De door u aangehaalde motie-Ceder bevat de opdracht om me tot het uiterste in te spannen om te voorkomen dat er één uniek en blijvend identificatienummer in Europa wordt geïntroduceerd. Mede door de Nederlandse inzet is die bepaling zodanig aangepast dat de lidstaten ervoor kunnen kiezen om niet één uniek nummer aan de burgers toe te kennen. Nederland zal daarvoor kiezen.

De vijfde vraag van mevrouw Leijten is of er serieus juridisch advies is ingewonnen over de positie van Nederland als wij, conform de wens van de Kamer, niet zouden instemmen met het voorstel. Ik heb mij ambtelijk laten adviseren over de opstelling van Nederland in de Raad. De besluitvorming vindt zijn weerslag in de brief die ik op 2 december naar uw Kamer heb gezonden. Ik heb geen extern juridisch advies ingewonnen, omdat er geen juridische redenen ten grondslag liggen aan het niet uitvoeren van deze motie. Ik heb de voornaamste redenen aangegeven, namelijk dat de door Nederland ingebrachte zorgpunten zijn verwerkt en dat niet instemmen negatieve gevolgen zou hebben voor onze onderhandelingspositie.

De zesde vraag van mevrouw Leijten is of het niet uitvoeren van de motie besproken is in de ministerraad en of ik kan toelichten waarom ik in mijn brief aangegeven heb dat ik persoonlijk deze motie niet wens uit te voeren.

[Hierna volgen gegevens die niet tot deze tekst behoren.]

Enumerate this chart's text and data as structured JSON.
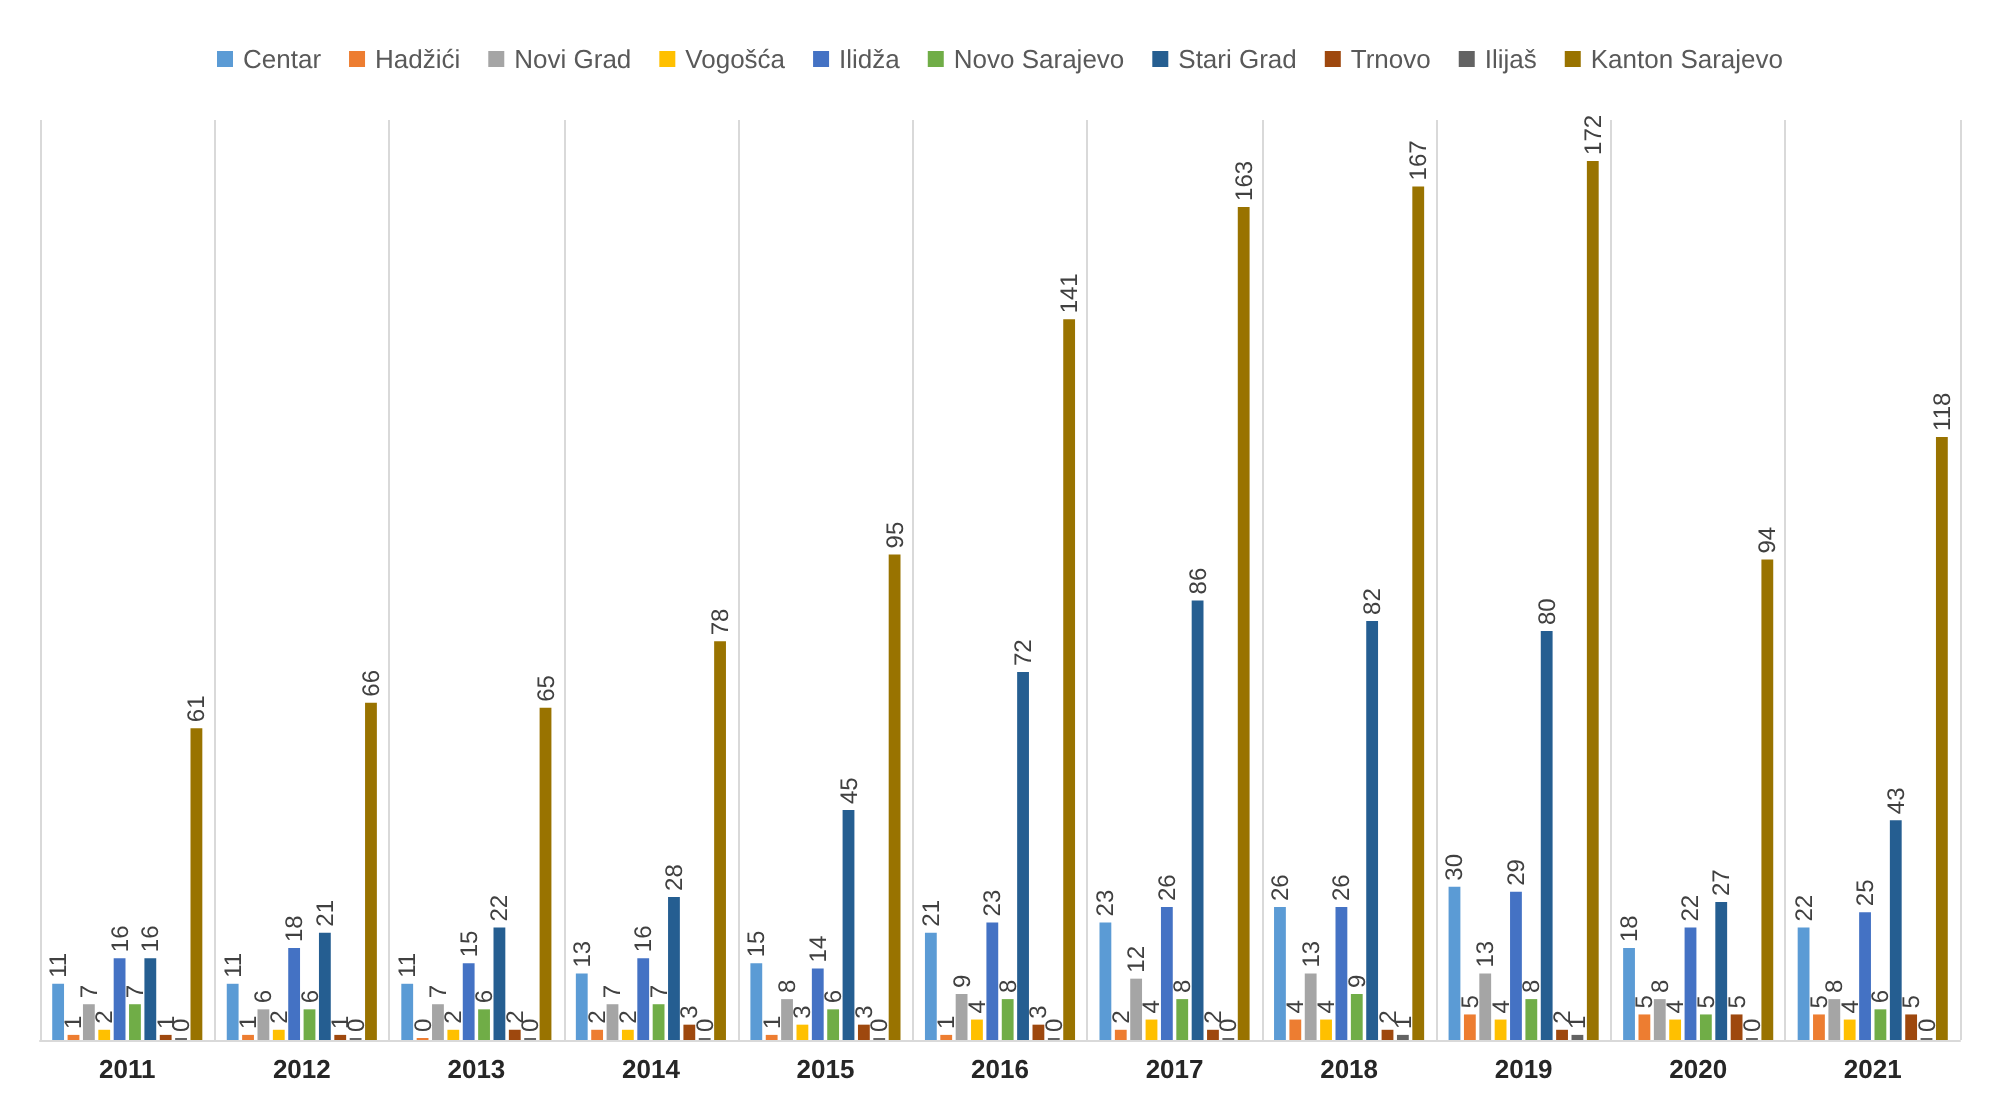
{
  "chart_data": {
    "type": "bar",
    "categories": [
      "2011",
      "2012",
      "2013",
      "2014",
      "2015",
      "2016",
      "2017",
      "2018",
      "2019",
      "2020",
      "2021"
    ],
    "series": [
      {
        "name": "Centar",
        "color": "#5b9bd5",
        "values": [
          11,
          11,
          11,
          13,
          15,
          21,
          23,
          26,
          30,
          18,
          22
        ]
      },
      {
        "name": "Hadžići",
        "color": "#ed7d31",
        "values": [
          1,
          1,
          0,
          2,
          1,
          1,
          2,
          4,
          5,
          5,
          5
        ]
      },
      {
        "name": "Novi Grad",
        "color": "#a5a5a5",
        "values": [
          7,
          6,
          7,
          7,
          8,
          9,
          12,
          13,
          13,
          8,
          8
        ]
      },
      {
        "name": "Vogošća",
        "color": "#ffc000",
        "values": [
          2,
          2,
          2,
          2,
          3,
          4,
          4,
          4,
          4,
          4,
          4
        ]
      },
      {
        "name": "Ilidža",
        "color": "#4472c4",
        "values": [
          16,
          18,
          15,
          16,
          14,
          23,
          26,
          26,
          29,
          22,
          25
        ]
      },
      {
        "name": "Novo Sarajevo",
        "color": "#70ad47",
        "values": [
          7,
          6,
          6,
          7,
          6,
          8,
          8,
          9,
          8,
          5,
          6
        ]
      },
      {
        "name": "Stari Grad",
        "color": "#255e91",
        "values": [
          16,
          21,
          22,
          28,
          45,
          72,
          86,
          82,
          80,
          27,
          43
        ]
      },
      {
        "name": "Trnovo",
        "color": "#9e480e",
        "values": [
          1,
          1,
          2,
          3,
          3,
          3,
          2,
          2,
          2,
          5,
          5
        ]
      },
      {
        "name": "Ilijaš",
        "color": "#636363",
        "values": [
          0,
          0,
          0,
          0,
          0,
          0,
          0,
          1,
          1,
          0,
          0
        ]
      },
      {
        "name": "Kanton Sarajevo",
        "color": "#997300",
        "values": [
          61,
          66,
          65,
          78,
          95,
          141,
          163,
          167,
          172,
          94,
          118
        ]
      }
    ],
    "data_labels": true,
    "legend": "top",
    "grid": "x",
    "tick_labels": "x"
  }
}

In de ministerraad van 2 december is de kabinetsinzet ten aanzien van dit raamwerk voor de Europese digitale identiteit aan de orde gekomen. Dat kunt u ook teruglezen in de openbaar gemaakte besluitenlijst van de ministerraad. Na afloop van de ministerraad heb ik uw Kamer geïnformeerd over de inzet van kabinet en het niet uitvoeren van de motie. De brief geeft niet mijn persoonlijke mening weer, maar is het standpunt dat wordt gesteund door het kabinet. Ik heb u eerder aangegeven wat de motivatie daarbij is.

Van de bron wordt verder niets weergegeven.